Епископ, засмеявшись, прервал его:

– Должен сказать вам, граф, что я сегодня не ощущаю себя епископом. Ни в малой степени. За всю мою жизнь я не чувствовал себя епископом в меньшей мере. И кстати сказать, в последнее время сильнее всего пошатнули авторитет Библии именно наши английские духовные лица, предложившие современное ее толкование. Прошу вас, продолжайте!

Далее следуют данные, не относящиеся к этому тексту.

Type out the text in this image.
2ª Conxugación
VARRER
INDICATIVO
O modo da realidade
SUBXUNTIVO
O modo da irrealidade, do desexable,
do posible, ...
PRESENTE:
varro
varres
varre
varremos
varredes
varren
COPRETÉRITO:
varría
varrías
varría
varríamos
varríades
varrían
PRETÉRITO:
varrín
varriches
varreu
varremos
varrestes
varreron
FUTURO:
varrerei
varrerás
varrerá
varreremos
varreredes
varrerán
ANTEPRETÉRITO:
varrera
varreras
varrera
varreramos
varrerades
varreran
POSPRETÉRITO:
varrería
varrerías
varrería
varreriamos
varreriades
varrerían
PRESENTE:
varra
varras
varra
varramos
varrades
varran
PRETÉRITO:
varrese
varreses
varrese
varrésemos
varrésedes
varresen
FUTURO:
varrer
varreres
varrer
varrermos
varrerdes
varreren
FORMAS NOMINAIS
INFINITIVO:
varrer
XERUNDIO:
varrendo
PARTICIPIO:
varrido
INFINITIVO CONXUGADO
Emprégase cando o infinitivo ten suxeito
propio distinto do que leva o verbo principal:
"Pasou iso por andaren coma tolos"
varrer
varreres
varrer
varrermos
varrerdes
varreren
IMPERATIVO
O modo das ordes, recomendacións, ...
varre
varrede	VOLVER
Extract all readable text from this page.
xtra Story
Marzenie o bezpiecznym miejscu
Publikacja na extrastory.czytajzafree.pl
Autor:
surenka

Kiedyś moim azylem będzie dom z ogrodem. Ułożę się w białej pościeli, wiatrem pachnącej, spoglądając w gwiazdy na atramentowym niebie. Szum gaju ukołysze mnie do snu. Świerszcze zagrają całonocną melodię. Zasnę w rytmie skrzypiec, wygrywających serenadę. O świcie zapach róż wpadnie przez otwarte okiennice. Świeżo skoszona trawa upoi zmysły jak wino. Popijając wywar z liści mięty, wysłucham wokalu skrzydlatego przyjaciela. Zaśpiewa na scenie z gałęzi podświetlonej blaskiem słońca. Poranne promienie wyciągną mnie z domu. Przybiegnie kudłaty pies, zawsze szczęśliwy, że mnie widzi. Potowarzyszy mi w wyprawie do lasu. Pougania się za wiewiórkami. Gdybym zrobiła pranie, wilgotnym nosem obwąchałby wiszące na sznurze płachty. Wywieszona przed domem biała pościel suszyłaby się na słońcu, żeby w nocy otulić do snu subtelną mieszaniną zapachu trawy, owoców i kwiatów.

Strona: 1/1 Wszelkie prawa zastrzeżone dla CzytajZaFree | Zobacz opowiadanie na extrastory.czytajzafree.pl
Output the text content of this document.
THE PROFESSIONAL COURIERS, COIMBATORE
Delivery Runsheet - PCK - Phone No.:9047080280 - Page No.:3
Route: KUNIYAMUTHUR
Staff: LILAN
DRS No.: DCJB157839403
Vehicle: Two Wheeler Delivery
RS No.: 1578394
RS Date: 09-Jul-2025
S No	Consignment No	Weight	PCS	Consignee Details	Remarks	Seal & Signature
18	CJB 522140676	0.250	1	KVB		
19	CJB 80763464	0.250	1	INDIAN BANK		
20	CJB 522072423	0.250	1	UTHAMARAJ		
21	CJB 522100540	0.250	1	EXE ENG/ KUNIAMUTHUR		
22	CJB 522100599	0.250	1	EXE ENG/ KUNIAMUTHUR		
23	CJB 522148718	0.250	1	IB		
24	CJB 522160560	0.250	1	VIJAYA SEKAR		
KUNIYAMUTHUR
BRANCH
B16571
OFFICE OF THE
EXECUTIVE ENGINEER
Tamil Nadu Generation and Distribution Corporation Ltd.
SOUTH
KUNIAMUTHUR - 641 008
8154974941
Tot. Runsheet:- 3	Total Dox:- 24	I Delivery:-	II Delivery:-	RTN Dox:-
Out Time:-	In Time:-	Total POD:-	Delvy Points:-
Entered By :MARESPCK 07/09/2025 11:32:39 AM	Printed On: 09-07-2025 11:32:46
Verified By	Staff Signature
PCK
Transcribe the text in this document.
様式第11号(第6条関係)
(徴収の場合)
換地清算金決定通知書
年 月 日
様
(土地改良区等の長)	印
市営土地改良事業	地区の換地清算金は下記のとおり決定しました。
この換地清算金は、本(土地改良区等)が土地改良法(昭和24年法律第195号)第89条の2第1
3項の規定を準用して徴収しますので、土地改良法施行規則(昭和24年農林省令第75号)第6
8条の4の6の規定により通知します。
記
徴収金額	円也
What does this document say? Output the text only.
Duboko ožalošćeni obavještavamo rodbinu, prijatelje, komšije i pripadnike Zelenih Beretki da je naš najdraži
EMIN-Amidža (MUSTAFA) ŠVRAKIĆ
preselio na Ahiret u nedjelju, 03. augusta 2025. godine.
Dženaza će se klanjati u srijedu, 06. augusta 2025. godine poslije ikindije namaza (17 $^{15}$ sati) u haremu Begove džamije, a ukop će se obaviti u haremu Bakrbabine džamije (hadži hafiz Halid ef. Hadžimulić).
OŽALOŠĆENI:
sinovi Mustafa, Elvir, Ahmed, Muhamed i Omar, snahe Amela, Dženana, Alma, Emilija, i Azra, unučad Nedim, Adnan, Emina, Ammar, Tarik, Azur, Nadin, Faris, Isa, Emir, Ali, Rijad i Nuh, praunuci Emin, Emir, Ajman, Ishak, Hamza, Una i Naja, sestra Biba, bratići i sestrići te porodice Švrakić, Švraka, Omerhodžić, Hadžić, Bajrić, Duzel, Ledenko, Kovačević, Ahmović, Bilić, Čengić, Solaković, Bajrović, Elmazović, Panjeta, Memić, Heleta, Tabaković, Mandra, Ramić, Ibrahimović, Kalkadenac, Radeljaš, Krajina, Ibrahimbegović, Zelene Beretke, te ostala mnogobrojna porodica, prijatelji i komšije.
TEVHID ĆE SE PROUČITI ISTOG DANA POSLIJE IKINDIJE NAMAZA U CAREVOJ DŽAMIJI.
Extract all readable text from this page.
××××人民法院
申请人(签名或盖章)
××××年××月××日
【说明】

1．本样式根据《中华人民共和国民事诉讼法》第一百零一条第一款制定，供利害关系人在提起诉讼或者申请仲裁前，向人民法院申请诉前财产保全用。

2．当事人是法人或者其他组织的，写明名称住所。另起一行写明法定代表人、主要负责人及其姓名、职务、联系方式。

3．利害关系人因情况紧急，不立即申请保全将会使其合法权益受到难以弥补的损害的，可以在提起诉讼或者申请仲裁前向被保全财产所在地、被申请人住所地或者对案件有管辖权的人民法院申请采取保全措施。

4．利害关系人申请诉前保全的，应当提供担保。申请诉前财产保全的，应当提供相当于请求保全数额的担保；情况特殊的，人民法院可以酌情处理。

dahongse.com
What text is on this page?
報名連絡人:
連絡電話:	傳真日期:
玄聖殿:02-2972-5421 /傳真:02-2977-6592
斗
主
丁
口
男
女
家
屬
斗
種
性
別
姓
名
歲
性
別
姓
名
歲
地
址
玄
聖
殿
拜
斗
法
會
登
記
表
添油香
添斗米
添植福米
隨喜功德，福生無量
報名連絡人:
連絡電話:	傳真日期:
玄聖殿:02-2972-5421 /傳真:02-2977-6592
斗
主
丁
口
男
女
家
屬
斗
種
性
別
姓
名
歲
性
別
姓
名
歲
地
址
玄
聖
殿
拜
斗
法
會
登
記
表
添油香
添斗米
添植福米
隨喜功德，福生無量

– По моим представлениям, все дело в различии расовых темпераментов.

– Гот и римлянин?

– Прибегать к подобным терминам не всегда предпочтительно, слишком легко скрыть за ними убогость мысли или запутать вопрос. Но с определенностью можно сказать, что солнце, окрасившее нашу кожу и правящее нашими повседневными привычками, повлияло также на наш облик и взгляды. Почти истерические смены света и мрака, зимы и лета, так сильно отразившиеся в литературе Севера, нам незнакомы. Северные народы – по климатическими или иным причинам – привержены крайностям, так же как их мифы и саги. Библия же это по существу книга крайностей. Документ насилия. Гот или англо—сакс благоволит этой книге, потому что она всегда отвечает его целям. А целям его она отвечает по той причине, что как бы резко ни менялись его настроения, он всегда находит в ней именно то, что ищет – авторитетное одобрение любой разновидности эмоционального поведения, от варварской мстительности до презренного самоуничижения. Единственное, чего он никогда бы в ней не нашел, даже если бы захотел, это призывов к разумной жизни, к поискам интеллектуальной честности и самоуважения, к стремлению держать разум открытым для логики всех пяти чувств. Вот почему в неспокойные Средние века, когда колебания национальной и личной жизни были еще более резкими, и стало быть классическая воздержанность была более чем когда—либо сброшена со счетов, Библия так сильно владела вашими умами. Остальное довершил ваш консерватизм, ваше уважение к существующим установлениям. Нет! Я не могу припомнить ни одного места в Библии, рекомендующего вести воздержанное философское существование, хотя было бы странно, если бы в столь объемистом альманахе не содержалось нескольких здравых суждений. Воздержанность, – заключил он, словно обращаясь к себе самому, – воздержанность! Все прочее – лишь прикрасы.